> cryptographic algorithms are largely implemented relying on primes
One of the steps in generating an RSA key is, "Randomly generate two large prime numbers p and q. Multiply p and q, and save the product pq = p*q as part of your public key."
If anyone can figure out p and q from pq, then they can figure out your private key.
A while ago there was an article on HN about using the Euclidean algorithm to break SSL.
If you have two keys pq and rs, and one of the factors is the same (like p = r), then there's a well-known algorithm dating back thousands of years which you can use to quickly figure out the common factor's value.
So what the authors of a paper did was gather a couple million public keys from SSL websites, then run the Euclidean algorithm on each pair of keys, and many of them had common factors. Why? As noted above, the prime numbers are supposed to be picked "randomly," but they weren't picked randomly enough. (Getting a computer to produce random numbers is an interesting problem. The usual approaches are "faking it" -- technically called pseudorandom numbers -- and using input from hardware that interfaces with the outside world, like the system clock, keyboard, mouse, network, etc.)
There's even more at work here. In the context of RSA and DHMW there are bad primes and good primes. A prime p is potentially bad if p-1 has no large factors. The algebraic structures associated with pq are then combinations of small algebraic structures, and that can (sometimes) make pq easier to factor.

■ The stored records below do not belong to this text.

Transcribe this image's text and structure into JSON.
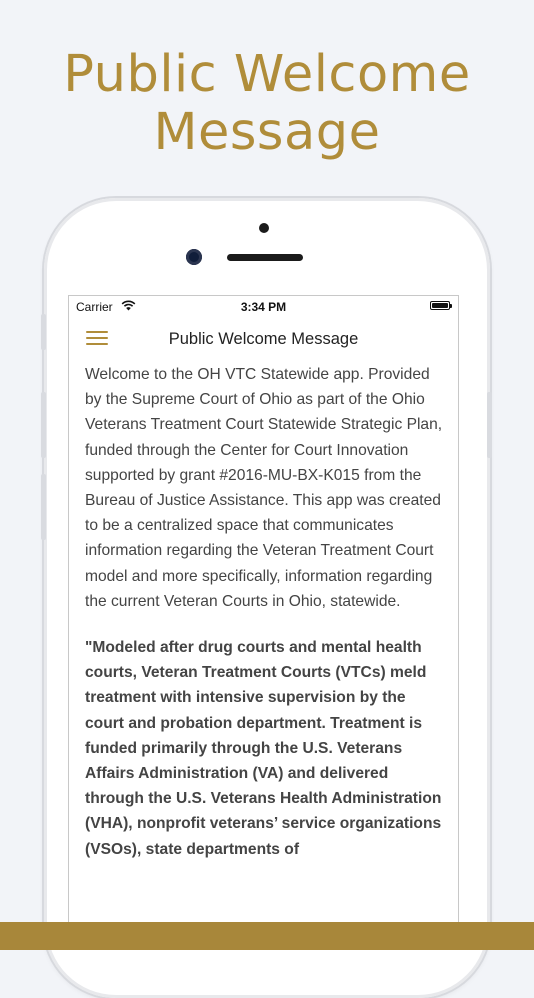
{
  "promo": {
    "headline_line1": "Public Welcome",
    "headline_line2": "Message"
  },
  "status_bar": {
    "carrier": "Carrier",
    "time": "3:34 PM"
  },
  "nav": {
    "title": "Public Welcome Message",
    "menu_icon": "hamburger-menu-icon"
  },
  "content": {
    "intro": "Welcome to the OH VTC Statewide app. Provided by the Supreme Court of Ohio as part of the Ohio Veterans Treatment Court Statewide Strategic Plan, funded through the Center for Court Innovation supported by grant #2016-MU-BX-K015 from the Bureau of Justice Assistance. This app was created to be a centralized space that communicates information regarding the Veteran Treatment Court model and more specifically, information regarding the current Veteran Courts in Ohio, statewide.",
    "quote": "\"Modeled after drug courts and mental health courts, Veteran Treatment Courts (VTCs) meld treatment with intensive supervision by the court and probation department. Treatment is funded primarily through the U.S. Veterans Affairs Administration (VA) and delivered through the U.S. Veterans Health Administration (VHA), nonprofit veterans’ service organizations (VSOs), state departments of"
  },
  "colors": {
    "accent_gold": "#b08d3a",
    "bottom_bar": "#a8873a",
    "background": "#f2f4f8"
  }
}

So not just any old primes will work, and if two unrelated, unassociated people use the same software to generate "good" primes, sometimes they will coincide, leading to the potential for finding their factorizations with GCD on pairs.
There is little point in concerning oneself with smooth p-1, p+1, Φ_i(p) values. Randomly-chosen primes will have a negligible chance of having such properties.
Additionally, the more powerful ECM algorithm can be parametrized to generate about p different elliptic curves E_{a,b}(p), where p is found whenever E_{a,b}(p) has a smooth order. Once again, the chance of finding a pair (a,b) that results in such a smooth order is negligible. This is, in a nutshell, the result of Rivest and Silverman [1] dispelling the need to jump through many hoops to generate strong primes.
Right, so what you're saying is that when the primes are smaller, as they used to be able to be, strong (and safe) primes were a good idea because the earlier methods of factoring could exploit their potential weaknesses. However, it's now the case that with ECM and GNFS methods of factoring we've had to move to much, much larger primes, so the weaknesses are no longer relevant.
> two unrelated, unassociated people use the same software to generate "good" primes, sometimes they will coincide
I thought the GCD attack's success was more due to the lack of good entropy (randomness) in the random number generation, than due to a lack of eligible primes of the requested length.
This makes much sense -- some people might run the random-number generation on server systems, which often don't have any sources for human input (mouse movements and keystrokes can be a great source of randomness).
Or maybe it's simply a case of people using /dev/urandom instead of /dev/random because it's faster. (Which it is, but it's also not something you want to use for something as important as generating a key for long-term use.)
yes, prime factorization is the predominant method for making cryptography "hard" to brute force. Earlier in it's history, discrete logarithms were also used to make brute force un-palatable, but factorization based cyrptography rules the roost right now.